Kafolo a connu des heures glorieuses dans les années 1980 ou 1990 lorsque l’hôtel Kafolo Lodge attirait les touristes venus faire un safari dans le vaste parc mitoyen de la Comoe, grand comme l’Île de France. Mais les considérations sécuritaires grandissantes ont eu raison de l’activité hôtelière avant même l’attaque de 2020. Et depuis, ce qui reste de l’économie locale (agriculture, pêche) souffre de l’insécurité et de la peur.

Kafolo ne refuse donc pas l’aide du gouvernement, au contraire, indique le président des jeunes Traoré Lamissa. « Ce qui est sûr, c’est que nous on veut des projets pour travailler, pour avoir des sous, et puis créer des emplois pour les jeunes, on sera content. »

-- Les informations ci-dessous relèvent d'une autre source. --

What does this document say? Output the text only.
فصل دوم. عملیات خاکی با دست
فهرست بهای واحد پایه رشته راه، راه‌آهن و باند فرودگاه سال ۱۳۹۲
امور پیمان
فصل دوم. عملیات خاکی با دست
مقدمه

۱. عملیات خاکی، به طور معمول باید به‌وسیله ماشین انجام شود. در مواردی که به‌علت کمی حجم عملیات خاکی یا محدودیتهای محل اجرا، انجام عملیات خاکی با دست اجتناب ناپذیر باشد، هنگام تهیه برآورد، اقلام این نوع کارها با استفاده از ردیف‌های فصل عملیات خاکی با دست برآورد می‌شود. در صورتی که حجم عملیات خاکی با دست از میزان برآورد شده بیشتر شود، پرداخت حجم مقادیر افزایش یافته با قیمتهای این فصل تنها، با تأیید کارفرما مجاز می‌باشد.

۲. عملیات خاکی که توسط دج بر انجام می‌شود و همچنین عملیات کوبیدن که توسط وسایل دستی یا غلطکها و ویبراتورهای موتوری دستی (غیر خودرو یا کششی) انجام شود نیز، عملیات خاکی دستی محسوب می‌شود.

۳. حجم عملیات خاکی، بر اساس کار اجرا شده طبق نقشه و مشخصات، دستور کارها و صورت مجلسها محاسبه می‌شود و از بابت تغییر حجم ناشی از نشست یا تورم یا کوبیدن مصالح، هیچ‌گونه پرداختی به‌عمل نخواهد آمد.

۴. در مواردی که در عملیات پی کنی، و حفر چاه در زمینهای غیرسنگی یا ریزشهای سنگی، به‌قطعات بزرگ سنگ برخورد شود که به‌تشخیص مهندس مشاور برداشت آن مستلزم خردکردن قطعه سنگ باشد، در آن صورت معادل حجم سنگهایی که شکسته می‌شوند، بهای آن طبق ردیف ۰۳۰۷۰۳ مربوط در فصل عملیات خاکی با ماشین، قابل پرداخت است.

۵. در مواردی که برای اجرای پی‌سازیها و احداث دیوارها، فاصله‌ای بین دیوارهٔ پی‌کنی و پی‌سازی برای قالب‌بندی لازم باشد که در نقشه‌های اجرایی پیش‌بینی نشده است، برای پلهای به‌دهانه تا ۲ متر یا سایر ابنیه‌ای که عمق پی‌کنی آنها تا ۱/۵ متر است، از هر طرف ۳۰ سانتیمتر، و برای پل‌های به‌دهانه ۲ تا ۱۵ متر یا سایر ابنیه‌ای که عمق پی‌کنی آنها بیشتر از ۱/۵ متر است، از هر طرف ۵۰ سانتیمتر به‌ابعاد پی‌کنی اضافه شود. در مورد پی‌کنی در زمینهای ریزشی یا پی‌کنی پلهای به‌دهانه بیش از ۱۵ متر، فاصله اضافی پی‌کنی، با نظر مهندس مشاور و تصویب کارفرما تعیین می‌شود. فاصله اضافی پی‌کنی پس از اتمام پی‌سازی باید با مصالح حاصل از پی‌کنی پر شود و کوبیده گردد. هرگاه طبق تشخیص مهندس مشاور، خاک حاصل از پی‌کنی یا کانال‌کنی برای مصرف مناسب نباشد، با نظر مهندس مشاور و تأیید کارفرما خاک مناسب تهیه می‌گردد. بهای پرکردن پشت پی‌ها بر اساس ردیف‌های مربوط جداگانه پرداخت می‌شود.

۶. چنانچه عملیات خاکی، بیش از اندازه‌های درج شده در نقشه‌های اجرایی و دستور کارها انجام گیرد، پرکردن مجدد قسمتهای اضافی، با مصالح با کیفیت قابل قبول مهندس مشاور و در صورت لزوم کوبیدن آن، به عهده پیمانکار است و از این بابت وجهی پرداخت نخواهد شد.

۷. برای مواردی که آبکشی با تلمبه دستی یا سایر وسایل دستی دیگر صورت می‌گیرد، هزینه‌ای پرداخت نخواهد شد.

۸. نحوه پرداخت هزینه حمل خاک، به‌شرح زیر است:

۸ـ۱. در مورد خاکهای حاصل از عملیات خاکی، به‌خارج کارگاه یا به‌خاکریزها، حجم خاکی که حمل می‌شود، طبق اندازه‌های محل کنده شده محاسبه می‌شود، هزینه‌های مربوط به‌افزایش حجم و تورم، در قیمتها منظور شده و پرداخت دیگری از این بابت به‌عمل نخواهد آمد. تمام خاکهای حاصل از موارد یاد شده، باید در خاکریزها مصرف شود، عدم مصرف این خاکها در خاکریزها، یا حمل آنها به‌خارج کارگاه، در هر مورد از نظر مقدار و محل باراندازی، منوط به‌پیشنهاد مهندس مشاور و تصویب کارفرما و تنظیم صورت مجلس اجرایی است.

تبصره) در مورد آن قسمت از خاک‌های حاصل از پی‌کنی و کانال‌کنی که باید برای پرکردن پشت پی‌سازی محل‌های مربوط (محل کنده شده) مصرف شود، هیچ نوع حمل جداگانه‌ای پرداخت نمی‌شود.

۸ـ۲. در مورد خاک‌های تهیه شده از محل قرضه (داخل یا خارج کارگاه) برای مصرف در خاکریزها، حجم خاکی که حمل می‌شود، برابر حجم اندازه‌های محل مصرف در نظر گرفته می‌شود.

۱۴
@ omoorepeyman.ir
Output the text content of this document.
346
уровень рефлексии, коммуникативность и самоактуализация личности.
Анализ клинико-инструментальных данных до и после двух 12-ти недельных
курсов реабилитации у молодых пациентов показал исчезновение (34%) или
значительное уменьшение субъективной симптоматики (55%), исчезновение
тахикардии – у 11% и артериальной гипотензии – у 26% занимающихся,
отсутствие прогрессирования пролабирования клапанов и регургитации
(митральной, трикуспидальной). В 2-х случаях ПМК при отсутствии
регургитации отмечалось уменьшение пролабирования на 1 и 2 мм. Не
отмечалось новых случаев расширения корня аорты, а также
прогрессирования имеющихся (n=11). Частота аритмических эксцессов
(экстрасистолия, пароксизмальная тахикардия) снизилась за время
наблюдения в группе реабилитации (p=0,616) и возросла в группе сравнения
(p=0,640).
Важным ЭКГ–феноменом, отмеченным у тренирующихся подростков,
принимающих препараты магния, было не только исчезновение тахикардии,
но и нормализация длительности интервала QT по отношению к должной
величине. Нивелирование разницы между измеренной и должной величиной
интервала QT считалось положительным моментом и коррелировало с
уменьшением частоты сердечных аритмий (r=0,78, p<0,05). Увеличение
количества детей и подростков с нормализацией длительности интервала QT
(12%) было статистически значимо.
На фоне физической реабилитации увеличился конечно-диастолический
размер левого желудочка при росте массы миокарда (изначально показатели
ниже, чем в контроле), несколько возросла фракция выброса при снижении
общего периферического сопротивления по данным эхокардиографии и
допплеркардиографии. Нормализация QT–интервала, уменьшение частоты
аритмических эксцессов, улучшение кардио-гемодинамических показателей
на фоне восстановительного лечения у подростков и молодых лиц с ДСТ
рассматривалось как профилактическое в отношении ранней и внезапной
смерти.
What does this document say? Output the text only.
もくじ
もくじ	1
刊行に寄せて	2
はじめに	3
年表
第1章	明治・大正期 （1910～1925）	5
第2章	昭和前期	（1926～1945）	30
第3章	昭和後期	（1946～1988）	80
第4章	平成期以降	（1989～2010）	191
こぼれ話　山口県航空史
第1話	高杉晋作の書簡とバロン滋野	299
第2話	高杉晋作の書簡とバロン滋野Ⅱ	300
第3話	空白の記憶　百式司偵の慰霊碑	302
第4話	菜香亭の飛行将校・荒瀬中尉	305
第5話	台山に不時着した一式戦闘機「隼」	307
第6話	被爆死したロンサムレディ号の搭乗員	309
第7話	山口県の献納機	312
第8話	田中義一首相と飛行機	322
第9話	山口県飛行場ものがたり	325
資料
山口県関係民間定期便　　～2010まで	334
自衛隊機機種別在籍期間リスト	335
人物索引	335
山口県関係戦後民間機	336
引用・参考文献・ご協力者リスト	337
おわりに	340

Le chef du village, Bamba Tiémogo plaide lui pour le goudronnage de la piste qui contourne le parc par le nord et longe la frontière burkinabé. Il espère pouvoir le dire au Premier ministre. « Je crois que c’est le 7e ministre qui vient, ça nous rassure beaucoup. Non seulement la sécurité et là mais ce qu’on attend encore, c’est la voierie. On souhaiterait que Kafolo soit une administration, sous-préfecture, mairie, police…que l’Etat soit présent. L’autre souci aussi, c’est qu’on a un problème d’eau. Il faudrait que le gouvernement pense à ça, par rapport à un château. »

Bamba Tiémogo en est persuadé. Le développement éloignera les jihadistes. En juin 2020 une attaque contre une emprise de l’armée dans le village de Kafolo a fait 14 morts, tous des militaires. Le même village a été de nouveau attaqué en mars 2021. 5 personnes y avaient trouvé la mort dont 2 militaires. D’autres attaques ou explosion d’engins explosifs improvisés sont régulièrement signalés dans cette zone.